Why not? From the exhaustive news coverage, you get the distinct impression that the largest airport security company, Argenbright Security, is poorly managed. When they let a man with multiple knives and a tear gas canister past them in Chicago not long ago, it was only the vigilance of airline employees at the gate that saved us from another disaster. And when it came out a few days later that two of those confiscated knives were subsequently stolen by Argenbright employees, well, most people agreed that it was time for the federal government to step in--or at least for the airlines to staff their own security checkpoints. Let's get someone competent in there, right?

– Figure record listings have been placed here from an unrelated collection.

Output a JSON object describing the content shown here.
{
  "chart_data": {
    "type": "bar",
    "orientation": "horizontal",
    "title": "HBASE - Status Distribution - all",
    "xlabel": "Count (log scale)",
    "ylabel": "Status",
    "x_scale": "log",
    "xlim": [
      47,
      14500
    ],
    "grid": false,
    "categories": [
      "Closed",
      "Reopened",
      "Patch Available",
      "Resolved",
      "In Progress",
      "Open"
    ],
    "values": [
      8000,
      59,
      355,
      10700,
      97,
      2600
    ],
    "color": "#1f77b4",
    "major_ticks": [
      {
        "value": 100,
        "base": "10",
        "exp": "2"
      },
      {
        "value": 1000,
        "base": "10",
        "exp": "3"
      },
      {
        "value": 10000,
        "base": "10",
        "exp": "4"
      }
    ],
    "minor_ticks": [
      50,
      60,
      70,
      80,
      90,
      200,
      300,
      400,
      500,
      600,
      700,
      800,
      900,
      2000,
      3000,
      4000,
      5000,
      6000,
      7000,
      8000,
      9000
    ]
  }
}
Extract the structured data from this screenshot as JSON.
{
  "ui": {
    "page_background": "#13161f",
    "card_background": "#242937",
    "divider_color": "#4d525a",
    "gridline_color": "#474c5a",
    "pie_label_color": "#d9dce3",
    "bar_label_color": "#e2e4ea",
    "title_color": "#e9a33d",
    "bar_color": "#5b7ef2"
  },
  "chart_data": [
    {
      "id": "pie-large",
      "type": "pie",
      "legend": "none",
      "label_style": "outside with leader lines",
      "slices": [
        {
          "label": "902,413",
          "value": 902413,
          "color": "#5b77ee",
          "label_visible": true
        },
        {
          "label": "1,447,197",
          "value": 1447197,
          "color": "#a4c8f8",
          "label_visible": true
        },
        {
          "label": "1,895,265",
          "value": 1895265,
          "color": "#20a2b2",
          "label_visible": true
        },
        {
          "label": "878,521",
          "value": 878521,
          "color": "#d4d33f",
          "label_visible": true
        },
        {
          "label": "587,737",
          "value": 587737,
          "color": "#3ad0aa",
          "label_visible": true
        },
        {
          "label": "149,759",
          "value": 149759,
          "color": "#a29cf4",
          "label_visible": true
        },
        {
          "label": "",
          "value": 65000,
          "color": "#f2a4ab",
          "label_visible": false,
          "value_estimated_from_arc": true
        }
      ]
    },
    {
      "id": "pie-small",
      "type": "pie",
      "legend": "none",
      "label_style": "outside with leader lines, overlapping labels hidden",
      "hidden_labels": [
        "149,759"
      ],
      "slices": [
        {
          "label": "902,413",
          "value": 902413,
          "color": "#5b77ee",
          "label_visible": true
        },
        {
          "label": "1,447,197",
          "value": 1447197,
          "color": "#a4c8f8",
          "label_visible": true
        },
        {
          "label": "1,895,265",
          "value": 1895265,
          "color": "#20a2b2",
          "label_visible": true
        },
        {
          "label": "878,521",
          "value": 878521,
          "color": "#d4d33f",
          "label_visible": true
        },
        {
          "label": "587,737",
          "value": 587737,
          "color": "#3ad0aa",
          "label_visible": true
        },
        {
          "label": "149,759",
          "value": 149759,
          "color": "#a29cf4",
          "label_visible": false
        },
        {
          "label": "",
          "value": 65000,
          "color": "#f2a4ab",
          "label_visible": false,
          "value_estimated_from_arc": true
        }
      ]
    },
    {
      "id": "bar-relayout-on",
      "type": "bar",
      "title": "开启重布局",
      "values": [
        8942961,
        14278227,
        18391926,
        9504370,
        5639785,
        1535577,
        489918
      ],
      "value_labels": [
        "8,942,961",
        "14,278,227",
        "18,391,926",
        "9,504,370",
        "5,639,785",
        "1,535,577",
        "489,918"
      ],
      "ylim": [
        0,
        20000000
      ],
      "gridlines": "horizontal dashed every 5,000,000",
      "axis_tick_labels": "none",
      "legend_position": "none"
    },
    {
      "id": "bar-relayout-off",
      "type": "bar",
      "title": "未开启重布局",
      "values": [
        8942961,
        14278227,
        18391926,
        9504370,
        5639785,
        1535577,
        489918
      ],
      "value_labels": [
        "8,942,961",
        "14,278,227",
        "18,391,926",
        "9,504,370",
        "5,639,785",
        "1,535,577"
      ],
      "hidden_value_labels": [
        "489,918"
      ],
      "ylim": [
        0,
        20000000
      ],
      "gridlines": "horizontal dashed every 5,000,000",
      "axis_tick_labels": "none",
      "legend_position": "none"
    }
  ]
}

But consider two facts. First, those Argenbright employees are actually working for the airlines already, as subcontractors. It is already the responsibility of the airlines to take care of their own security, and they do it by putting the job out to bid (and usually by accepting the lowest bid--that's business, right?). Second, the government is already enmeshed in airport security--not only regulating it extensively, but also working to improve quality at Argenbright, Aviation Safeguards and other subcontractors. Assistant United States Attorney John J. Peace was quoted by The New York Times in November as saying, "We wanted to change their corporate culture," explaining that his office had been working with Argenbright since long before September 11. However, spot checks by his office revealed a continued pattern of problems--including the hiring of employees with criminal backgrounds and the failure of the company's new "compliance management committee" to even meet, let alone act.
So is this simply a case of incompetent, uncaring management? Can airport security be made airtight by shifting the screeners to the federal payroll? Will a better "corporate culture" fix the problem? Sorry to rain on the latest parade, but to my eye, the issue is with the fundamental structure of the work itself. This is a job that nobody can do consistently well. Most businesses have some jobs that are inherently difficult to do well. I have started to think of it as "security screener syndrome":
2. Most of the time nothing much happens, so it seems like you aren't accomplishing anything important in the short term.
3. There is little in the way of immediate feedback to show you definitively when you make a mistake.
Sounds like the vast majority of jobs when you put it that way, doesn't it? Except that, in airport security, you cannot tolerate any errors, whereas we probably tolerate a great deal of poor performance in most jobs.